SEC charges broker with luring investors into fake tax-exempt bonds


The Securities and Exchange Commission has charged former Illinois-based broker-dealer Ronald Molo with defrauding three investors out of $800,000 by luring them into investing in nonexistent tax-exempt bonds.

The bonds were not genuine, the SEC found, and Molo is accused of using the $800,000 for personal expenses.

“Molo convinced the three investors to transfer money out of their advisory and brokerage accounts to another bank account, purportedly to invest in tax-free bonds,” the SEC release said. “In reality, the bonds did not exist and Molo did not tell the investors that the account to which he had directed them to transfer their money was his personal bank account.”

Bloomberg News

Between January 2019 and November 2020, while registered with Edward Jones, Molo allegedly stole $250,000 and $300,000 from two of his investment advisory clients while working out of his firm’s office in Joliet, Illinois. He then stole another $250,000 from a brokerage firm client, the SEC said.

The SEC found that Molo used this money to pay personal expenses including mortgage payments, automobile purchases and renovations to his home. He then tried to cover it up by sending the three investors $22,000 in purported interest payments from the nonexistent bonds, using altered cashiers checks drawn from funds in his personal bank account.

“Molo did not provide the investors with written materials about the purported bond investments – all of their communications about the supposed investments were oral,” the complaint said. When his former employer discovered the fraud in June 2021, they terminated him.

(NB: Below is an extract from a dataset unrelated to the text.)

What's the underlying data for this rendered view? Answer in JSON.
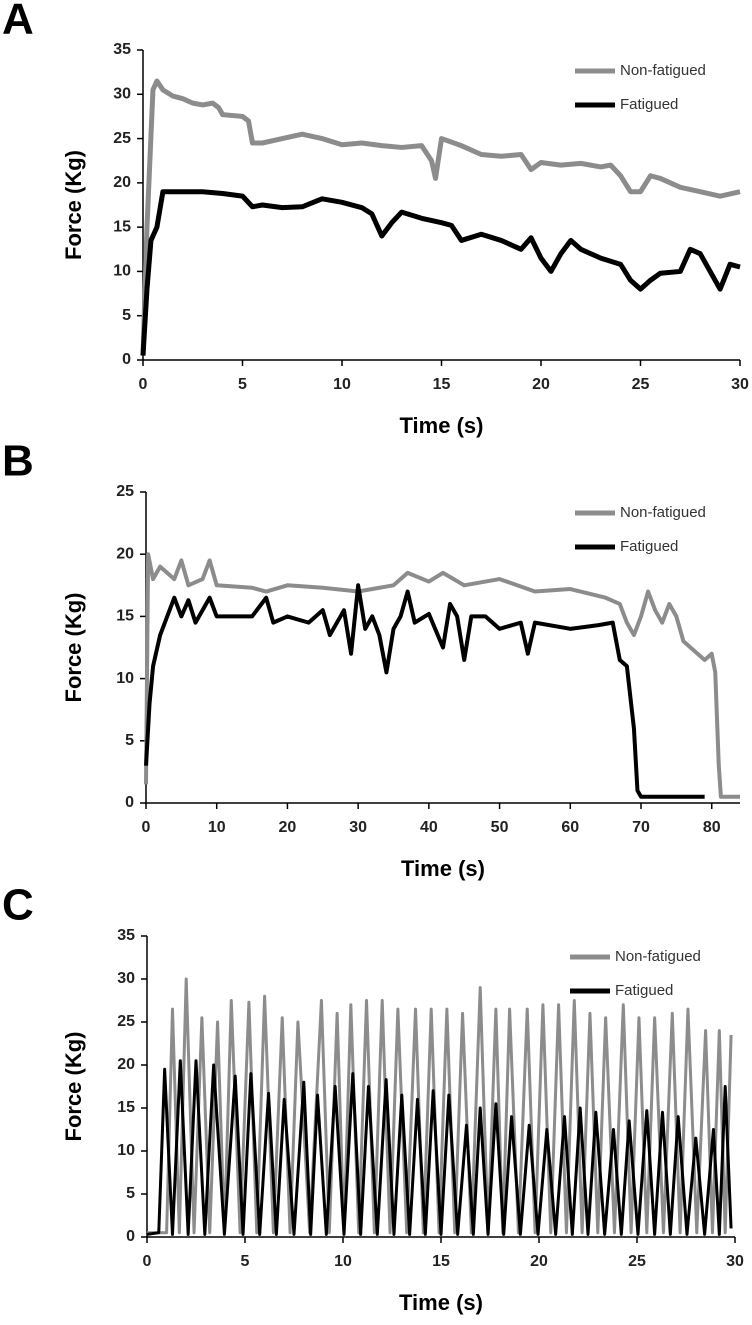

The SEC’s complaint was filed in the U.S. District Court for the Northern District of Illinois and seeks injunctive relief, disgorgement, prejudgement interest and civil penalties.

Criminal charges were filed against Molo on Nov. 23 by the U.S. Attorney’s Office for the Northern District of Illinois in a parallel action.

The Financial Industry Regulatory Authority suspended Molo’s license in October, citing his failure to respond to questions from FINRA investigators.

The SEC investigation is ongoing and is being conducted by James O’Keefe, supervised by Steven Klawans of the Chicago regional office and litigation is being led by Eric Phillips.